From Wikipedia - Reading time: 7 min
| Joe McDonald | |
|---|---|
| FBI Ten Most Wanted Fugitive | |
| Charges | Armed robbery |
| Alias | "Joe Mac" |
| Description | |
| Born | Joseph Maurice McDonald July 14, 1917 Somerville, Massachusetts, U.S. |
| Died | August 6, 1997 (aged 80) Somerville, Massachusetts, U.S. |
| Occupation | Mobster |
| Status | |
| Added | April 1, 1976 |
| Caught | September 15, 1982 |
| Number | 339 |
| Captured | |
Joseph Maurice McDonald (July 14, 1917 – August 6, 1997), known as "Joe Mac", was an American mobster and a charter member of the Winter Hill Gang of Somerville, Massachusetts, a northwestern suburb of Boston.
McDonald was born in the Boston suburb of Somerville, Massachusetts, and was of Scottish and Irish descent.

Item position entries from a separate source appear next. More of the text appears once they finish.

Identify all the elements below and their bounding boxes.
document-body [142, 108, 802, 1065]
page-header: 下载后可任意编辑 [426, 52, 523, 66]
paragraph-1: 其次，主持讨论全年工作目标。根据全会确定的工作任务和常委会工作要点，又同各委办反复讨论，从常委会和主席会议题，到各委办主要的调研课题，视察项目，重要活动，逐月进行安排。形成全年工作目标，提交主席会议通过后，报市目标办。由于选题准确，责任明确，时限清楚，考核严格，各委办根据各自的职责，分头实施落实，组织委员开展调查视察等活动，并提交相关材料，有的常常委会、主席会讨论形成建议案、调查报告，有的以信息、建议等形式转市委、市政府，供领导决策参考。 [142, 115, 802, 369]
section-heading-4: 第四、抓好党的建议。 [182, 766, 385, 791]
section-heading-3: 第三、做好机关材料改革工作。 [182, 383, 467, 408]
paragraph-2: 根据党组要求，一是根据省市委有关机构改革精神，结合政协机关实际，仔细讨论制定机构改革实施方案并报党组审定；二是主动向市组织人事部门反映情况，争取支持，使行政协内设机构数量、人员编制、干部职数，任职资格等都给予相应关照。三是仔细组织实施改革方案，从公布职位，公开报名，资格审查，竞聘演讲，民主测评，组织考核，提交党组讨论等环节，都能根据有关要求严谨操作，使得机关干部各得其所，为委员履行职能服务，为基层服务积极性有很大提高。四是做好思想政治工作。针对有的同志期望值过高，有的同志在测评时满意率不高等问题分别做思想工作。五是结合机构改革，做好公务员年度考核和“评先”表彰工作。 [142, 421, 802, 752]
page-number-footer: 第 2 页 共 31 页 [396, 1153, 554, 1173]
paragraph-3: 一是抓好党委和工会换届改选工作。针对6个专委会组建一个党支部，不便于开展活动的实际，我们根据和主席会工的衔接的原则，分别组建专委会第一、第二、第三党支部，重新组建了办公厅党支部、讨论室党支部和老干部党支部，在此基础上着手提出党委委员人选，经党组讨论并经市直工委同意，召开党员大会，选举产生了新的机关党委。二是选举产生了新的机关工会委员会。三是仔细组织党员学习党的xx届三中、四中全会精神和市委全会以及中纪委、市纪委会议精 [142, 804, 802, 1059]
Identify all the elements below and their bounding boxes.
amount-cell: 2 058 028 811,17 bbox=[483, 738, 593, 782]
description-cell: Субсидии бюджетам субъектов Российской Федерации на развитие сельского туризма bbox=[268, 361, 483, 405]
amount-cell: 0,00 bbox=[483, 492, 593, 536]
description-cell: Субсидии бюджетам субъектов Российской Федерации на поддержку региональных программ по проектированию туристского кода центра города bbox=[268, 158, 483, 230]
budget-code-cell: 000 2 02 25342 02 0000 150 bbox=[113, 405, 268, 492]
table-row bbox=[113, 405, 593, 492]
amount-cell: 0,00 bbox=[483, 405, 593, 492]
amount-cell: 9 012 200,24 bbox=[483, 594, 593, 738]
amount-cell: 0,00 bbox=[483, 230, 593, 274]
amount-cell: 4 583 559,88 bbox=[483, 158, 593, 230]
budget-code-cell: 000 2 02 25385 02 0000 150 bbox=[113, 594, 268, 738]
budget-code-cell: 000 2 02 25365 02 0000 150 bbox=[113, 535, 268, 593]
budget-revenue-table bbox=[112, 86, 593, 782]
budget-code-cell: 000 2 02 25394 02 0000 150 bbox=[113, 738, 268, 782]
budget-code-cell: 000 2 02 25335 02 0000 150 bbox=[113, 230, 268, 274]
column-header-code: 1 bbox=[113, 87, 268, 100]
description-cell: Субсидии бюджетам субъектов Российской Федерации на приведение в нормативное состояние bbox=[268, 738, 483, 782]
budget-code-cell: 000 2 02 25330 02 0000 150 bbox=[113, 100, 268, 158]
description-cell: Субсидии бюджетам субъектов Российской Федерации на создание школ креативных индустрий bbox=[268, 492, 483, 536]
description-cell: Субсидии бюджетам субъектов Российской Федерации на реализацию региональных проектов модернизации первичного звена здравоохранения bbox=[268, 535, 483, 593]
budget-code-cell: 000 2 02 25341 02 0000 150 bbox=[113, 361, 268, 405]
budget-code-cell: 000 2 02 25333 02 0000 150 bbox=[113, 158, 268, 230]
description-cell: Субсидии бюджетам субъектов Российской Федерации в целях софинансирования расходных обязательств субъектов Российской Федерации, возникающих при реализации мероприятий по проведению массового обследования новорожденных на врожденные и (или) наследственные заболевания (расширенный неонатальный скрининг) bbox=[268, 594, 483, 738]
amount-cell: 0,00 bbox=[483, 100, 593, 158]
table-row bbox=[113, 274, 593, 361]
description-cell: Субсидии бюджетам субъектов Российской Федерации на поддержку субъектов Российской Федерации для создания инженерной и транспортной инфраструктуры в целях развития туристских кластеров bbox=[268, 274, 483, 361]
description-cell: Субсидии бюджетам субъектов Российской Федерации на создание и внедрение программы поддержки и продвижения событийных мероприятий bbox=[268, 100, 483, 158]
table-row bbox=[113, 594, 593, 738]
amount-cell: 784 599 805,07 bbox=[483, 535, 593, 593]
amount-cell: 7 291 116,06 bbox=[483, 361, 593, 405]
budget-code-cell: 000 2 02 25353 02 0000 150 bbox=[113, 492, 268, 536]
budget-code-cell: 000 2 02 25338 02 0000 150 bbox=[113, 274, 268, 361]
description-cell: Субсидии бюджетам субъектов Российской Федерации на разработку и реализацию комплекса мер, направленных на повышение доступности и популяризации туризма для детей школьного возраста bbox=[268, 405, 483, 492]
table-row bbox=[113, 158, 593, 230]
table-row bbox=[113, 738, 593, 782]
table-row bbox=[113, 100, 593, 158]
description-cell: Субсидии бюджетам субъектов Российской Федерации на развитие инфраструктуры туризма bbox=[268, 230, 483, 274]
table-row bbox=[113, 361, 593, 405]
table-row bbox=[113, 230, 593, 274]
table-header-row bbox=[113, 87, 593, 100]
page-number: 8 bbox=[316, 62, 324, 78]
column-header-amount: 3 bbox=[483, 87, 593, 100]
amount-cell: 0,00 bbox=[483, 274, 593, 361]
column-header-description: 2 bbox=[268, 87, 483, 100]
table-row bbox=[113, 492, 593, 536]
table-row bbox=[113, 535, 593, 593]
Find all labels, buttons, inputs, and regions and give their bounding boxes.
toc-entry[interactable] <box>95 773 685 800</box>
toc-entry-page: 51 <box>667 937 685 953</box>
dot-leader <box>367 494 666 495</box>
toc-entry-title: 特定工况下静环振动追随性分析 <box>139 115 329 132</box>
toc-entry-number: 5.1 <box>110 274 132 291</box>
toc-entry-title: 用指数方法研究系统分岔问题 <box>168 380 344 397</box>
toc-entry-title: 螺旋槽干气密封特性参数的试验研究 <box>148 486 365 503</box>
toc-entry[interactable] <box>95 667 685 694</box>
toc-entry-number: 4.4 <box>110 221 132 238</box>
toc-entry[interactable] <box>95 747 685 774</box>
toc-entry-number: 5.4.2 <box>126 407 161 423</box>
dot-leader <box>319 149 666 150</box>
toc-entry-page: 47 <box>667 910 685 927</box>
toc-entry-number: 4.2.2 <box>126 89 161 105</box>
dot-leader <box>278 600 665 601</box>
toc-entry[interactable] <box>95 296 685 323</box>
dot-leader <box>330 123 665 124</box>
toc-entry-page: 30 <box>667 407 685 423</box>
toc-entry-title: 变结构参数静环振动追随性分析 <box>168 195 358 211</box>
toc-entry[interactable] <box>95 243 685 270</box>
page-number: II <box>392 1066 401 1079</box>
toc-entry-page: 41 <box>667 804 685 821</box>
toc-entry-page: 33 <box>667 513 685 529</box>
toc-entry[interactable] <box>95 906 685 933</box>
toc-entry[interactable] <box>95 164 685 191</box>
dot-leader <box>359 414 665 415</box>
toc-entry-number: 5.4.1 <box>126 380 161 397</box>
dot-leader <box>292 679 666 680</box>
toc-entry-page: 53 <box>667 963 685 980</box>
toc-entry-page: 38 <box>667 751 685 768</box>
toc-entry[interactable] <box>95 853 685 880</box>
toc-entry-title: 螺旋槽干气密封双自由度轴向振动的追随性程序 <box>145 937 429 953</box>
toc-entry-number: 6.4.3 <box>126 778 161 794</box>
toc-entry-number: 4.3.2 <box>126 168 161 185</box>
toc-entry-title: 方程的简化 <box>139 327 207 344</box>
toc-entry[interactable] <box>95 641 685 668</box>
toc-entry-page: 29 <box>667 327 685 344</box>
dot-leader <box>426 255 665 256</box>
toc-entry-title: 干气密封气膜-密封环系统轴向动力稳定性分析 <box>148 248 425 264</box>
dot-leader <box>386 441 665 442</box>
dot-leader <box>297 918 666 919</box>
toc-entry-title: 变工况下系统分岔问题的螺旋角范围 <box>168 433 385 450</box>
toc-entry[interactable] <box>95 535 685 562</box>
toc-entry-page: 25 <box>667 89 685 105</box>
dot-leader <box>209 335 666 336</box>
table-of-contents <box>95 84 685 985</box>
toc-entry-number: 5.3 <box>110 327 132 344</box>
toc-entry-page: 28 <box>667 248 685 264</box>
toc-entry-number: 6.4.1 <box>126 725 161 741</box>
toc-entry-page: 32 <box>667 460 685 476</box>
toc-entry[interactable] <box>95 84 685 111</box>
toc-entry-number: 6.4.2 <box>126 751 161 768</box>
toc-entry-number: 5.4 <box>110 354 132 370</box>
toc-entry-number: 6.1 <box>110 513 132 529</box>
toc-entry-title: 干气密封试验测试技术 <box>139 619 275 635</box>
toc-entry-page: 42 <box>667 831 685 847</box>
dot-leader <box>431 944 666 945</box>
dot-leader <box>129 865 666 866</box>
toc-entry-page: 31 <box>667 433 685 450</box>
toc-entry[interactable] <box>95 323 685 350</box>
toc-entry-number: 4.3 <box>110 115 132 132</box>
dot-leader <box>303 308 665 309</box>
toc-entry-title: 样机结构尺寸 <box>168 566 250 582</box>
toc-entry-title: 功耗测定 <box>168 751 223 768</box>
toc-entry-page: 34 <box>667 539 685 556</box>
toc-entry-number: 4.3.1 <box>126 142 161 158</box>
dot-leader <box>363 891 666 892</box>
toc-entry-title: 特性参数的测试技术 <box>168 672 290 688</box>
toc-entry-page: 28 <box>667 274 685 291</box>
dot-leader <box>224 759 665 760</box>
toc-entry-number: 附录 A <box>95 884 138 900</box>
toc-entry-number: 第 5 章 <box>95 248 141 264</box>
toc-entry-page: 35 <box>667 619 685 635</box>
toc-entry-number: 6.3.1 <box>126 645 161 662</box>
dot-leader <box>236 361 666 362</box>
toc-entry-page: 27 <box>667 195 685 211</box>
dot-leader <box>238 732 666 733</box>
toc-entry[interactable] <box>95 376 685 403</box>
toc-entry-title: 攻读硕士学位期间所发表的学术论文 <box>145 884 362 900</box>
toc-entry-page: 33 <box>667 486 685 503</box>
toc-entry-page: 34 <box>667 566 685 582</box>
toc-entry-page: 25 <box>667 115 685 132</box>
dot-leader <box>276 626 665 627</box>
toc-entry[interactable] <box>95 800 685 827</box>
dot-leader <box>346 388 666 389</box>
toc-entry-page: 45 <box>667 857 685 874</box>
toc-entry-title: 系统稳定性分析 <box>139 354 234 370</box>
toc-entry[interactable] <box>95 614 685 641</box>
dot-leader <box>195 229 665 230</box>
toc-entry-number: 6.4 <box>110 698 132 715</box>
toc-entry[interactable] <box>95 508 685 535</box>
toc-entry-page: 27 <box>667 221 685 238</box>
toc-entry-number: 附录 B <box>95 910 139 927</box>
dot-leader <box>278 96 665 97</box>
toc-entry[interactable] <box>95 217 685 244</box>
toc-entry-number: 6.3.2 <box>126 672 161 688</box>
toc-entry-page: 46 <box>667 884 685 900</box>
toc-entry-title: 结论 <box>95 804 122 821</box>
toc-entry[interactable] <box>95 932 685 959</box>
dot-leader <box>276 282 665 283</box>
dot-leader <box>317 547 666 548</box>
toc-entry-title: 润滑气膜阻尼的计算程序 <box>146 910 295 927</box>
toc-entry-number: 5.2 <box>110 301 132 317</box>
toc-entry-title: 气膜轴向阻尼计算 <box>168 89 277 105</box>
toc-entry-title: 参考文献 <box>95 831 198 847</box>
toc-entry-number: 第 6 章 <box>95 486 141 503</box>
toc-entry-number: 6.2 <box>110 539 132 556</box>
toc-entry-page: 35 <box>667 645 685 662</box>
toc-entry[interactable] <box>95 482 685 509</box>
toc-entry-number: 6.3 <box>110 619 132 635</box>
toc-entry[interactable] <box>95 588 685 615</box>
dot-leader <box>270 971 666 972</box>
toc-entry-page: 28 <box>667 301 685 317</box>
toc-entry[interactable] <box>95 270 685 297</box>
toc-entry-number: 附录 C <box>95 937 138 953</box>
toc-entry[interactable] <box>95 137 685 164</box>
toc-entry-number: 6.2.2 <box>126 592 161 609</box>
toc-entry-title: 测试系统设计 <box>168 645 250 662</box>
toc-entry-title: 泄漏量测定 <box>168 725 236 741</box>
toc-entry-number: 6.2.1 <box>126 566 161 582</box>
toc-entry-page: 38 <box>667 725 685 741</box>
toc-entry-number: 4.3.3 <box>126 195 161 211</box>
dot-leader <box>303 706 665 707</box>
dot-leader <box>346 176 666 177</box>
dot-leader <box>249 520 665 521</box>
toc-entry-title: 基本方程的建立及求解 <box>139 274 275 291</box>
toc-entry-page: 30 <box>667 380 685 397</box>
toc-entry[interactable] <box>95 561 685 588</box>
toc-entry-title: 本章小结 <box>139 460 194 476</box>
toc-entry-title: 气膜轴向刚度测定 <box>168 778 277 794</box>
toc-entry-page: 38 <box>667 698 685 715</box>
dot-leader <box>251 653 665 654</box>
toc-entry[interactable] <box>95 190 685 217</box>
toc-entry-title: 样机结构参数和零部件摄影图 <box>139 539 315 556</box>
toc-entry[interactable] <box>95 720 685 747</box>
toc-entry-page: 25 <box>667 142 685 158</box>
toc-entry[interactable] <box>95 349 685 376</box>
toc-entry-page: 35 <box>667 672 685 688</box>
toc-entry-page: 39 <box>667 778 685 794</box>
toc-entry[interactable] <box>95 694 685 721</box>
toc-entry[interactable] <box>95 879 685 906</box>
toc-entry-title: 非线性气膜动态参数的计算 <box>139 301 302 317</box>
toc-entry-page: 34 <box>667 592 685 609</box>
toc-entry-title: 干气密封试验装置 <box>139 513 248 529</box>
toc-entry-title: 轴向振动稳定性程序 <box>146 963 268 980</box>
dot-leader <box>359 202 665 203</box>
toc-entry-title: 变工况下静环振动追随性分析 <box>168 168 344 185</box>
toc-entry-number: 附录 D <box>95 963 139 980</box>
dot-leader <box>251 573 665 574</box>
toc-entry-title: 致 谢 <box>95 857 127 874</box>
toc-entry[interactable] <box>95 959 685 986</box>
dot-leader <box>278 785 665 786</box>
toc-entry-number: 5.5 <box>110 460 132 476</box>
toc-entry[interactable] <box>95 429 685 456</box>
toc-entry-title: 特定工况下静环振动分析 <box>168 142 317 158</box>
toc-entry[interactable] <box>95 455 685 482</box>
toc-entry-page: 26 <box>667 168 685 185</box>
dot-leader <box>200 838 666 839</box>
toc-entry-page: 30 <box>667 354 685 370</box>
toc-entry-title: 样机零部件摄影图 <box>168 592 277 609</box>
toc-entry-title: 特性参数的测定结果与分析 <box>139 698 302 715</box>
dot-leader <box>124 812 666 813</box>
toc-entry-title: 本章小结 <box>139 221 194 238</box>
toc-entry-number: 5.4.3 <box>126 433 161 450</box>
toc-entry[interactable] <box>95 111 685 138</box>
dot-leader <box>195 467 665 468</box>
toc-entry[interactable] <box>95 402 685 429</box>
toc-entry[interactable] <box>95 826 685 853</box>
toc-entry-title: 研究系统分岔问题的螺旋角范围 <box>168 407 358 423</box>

He had an older brother, Leo, who was also a criminal.[1] In 1938, McDonald won the Golden Gloves Novice Championship at Boston Arena.[2] He served in the U.S. Navy during World War II.[2][3]
McDonald was the primary figure responsible for organizing criminal rackets in the working-class city of Somerville during the 1950s.[2] Along with James "Buddy" McLean and Howie Winter, McDonald was a founding member of the Winter Hill Gang,[4] an Irish mob group which emerged in the Winter Hill neighborhood of Somerville in the early 1960s.[3] His closest criminal associate was James "Jimmy" Sims.[5] McDonald was a bookmaker, loan shark, thief and "hit man" for the Winter Hill Gang whose preferred modus operandi involved shooting victims at close range with a handgun.[3] He allegedly committed as many as 30 murders, but was never indicted or convicted.[2]
On January 17, 1960, McDonald and two other gunmen stole $13,200 after holding seven people hostage during a robbery at Sunnyhurst Dairy in Stoneham.[6] McDonald was sentenced to 12-to-18 years in prison for the robbery, but escaped from custody in 1963 and spent three years as a fugitive, during which time he threatened police officers who had headed the investigation into the armed robbery and a witness who had testified against him.[3]
When McDonald returned to Somerville, the Greater Boston area was in the midst of a period of gang warfare which resulted in the deaths of dozens of mostly Irish, Jewish and Italian hoodlums.[2][7] The Winter Hill Gang was at war with the McLaughlin Gang of Charlestown.[7] Shortly after his escape from prison, McDonald was reportedly involved in an ambush on Charlestown gang leader Edward "Punchy" McLaughlin, blowing off half of McLaughlin's jaw with a shotgun as he sat in a car in the parking lot of Beth Israel Hospital.[7][8] The Winter Hill Gang emerged victorious in the gang war after two of the McLaughlin brothers, Bernie and "Punchy", were killed, and the other, Georgie, was sent to prison for life for murder, although the Somerville gang leader McLean was killed, leaving Winter in charge of the Winter Hill Gang.[9] McDonald was returned to prison after he was arrested following a chase and shootout with police in the western Boston borough of Brighton in 1966.[3]
In 1971, McDonald took part in the theft of a stamp collection worth approximately $500,000 during a robbery.[3] On December 1, 1973, the Winter Hill Gang hunted down the last significant remaining member of the disbanded McLaughlin gang, James "Spike" O'Toole.[10] The gangsters opened fire on O'Toole from a car after he left the Bulldog Tavern.[11] As O'Toole hid behind a mailbox, McDonald shot him in the head and quipped: "He won't bother us no more".[10]
Sought by the Federal Bureau of Investigation (FBI) for the stamp robbery, McDonald became the 339th fugitive listed on FBI Ten Most Wanted Fugitives on April 1, 1976.[12] As a fugitive, McDonald fled first to Chelsea, then New York City, before going into hiding in South Florida. He was assisted by his brother, Leo, while on the run.[1] In 1976, McDonald killed Raymond Lundgren, who had testified against him in the collectors' stamps case, shooting Lundgren in front of his wife on the front lawn of his home in Sierra Madre, California.[3]
Along with twenty-one other associates, including Winter, McDonald was indicted on charges of fixing horse races in 1979. He subsequently went on to be a fugitive in Florida. While a fugitive, McDonald was involved in two murders, in Oklahoma and Florida, with John Martorano.[5] Later, while on the lam, McDonald and associate, Johnny Martorano, murdered businessman Roger Wheeler in Tulsa, Oklahoma.[13]
On September 15, 1982, McDonald was arrested at New York Penn Station in New York City by local police.[14] He was released from federal prison in early 1987.[2]
McDonald died of a stroke on August 6, 1997, at the age of 80.[5][15]